Francesca’s father was already a rich man from his mining interests, then he’d anticipated the demand for new housing after the end of the war, and his building company had become a big player. But now, apparently things were changing.
“The houses just aren’t selling any more. Your father’s not sleeping, not eating. Making himself ill over it all.”
“And you’re the same, worrying about him. Mum, why didn’t you tell me how bad it was before?”

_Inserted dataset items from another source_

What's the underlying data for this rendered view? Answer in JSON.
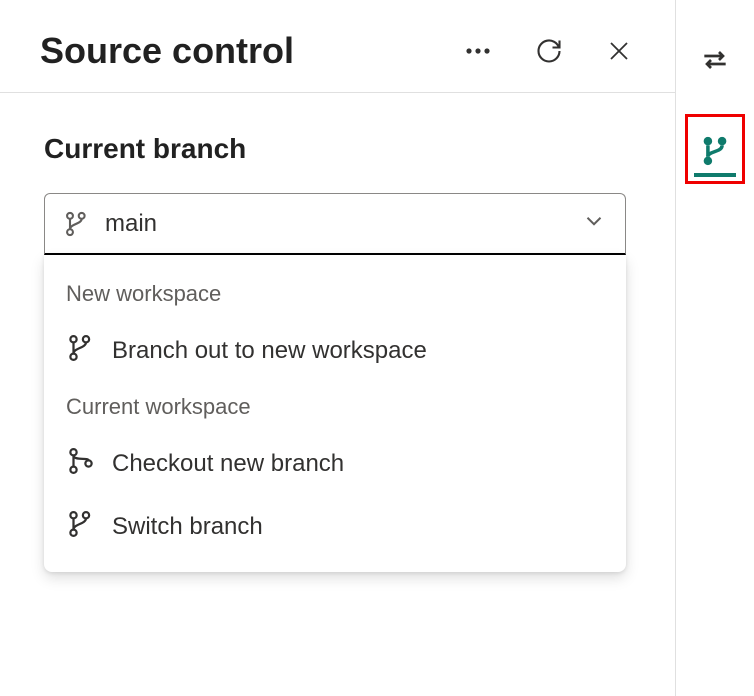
{
  "header": {
    "title": "Source control"
  },
  "section": {
    "label": "Current branch"
  },
  "dropdown": {
    "value": "main",
    "groups": [
      {
        "label": "New workspace",
        "items": [
          {
            "text": "Branch out to new workspace",
            "icon": "branch-icon"
          }
        ]
      },
      {
        "label": "Current workspace",
        "items": [
          {
            "text": "Checkout new branch",
            "icon": "branch-new-icon"
          },
          {
            "text": "Switch branch",
            "icon": "branch-icon"
          }
        ]
      }
    ]
  },
  "colors": {
    "accent": "#0f7b6c",
    "highlight": "#ef0000"
  }
}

“You’ve enough on your plate with Oliver starting up on his own.”
“Oliver’s doing fine.”
Francesca left it at that. Just after they had met, her architect husband Oliver and her father had crossed swords. Though the men had patched things up for her sake, Francesca tended to avoid discussing Oliver’s work with her parents.
She wondered how she could try to help. If only she could confide in Grace and Evie – they would give her their advice and make her feel better. She loved Oliver with all her heart, but no-one knew her like they did.
“Now, don’t you worry, darling.” Her mum patted her hand reassuringly as they left the store. “We won’t starve! Everything will work itself out.”
But there was more to it than that, she reflected, as she waved her mother’s taxi off. Her thoughts returned to the industry dinner where her father had attacked Oliver. How he loved such occasions! She could see him now, smiling, shaking hands, enjoying his position at the top table. Would he even still be invited if his company collapsed?
Francesca felt tears welling in her eyes. If the firm did fail, it would break
his heart. Her mother was right, they wouldn’t starve. But what would it do to her father psychologically?
She’d seen it happen with Evie’s dad. A miner in the Derbyshire pit Francesca’s family had then owned, he’d been underground the day of an explosion. His physical injuries had certainly healed, but, psychologically, he had been wrecked.
“No point in sitting crying about it, duck,” Evie had said when it had become clear her father would never work again as a miner, nor maybe as anything else. And she hadn’t sat and cried, not Evie! She’d worked on a farm, all hours, to help keep her family going.
Turning the pushchair, Francesca set off towards her father’s office.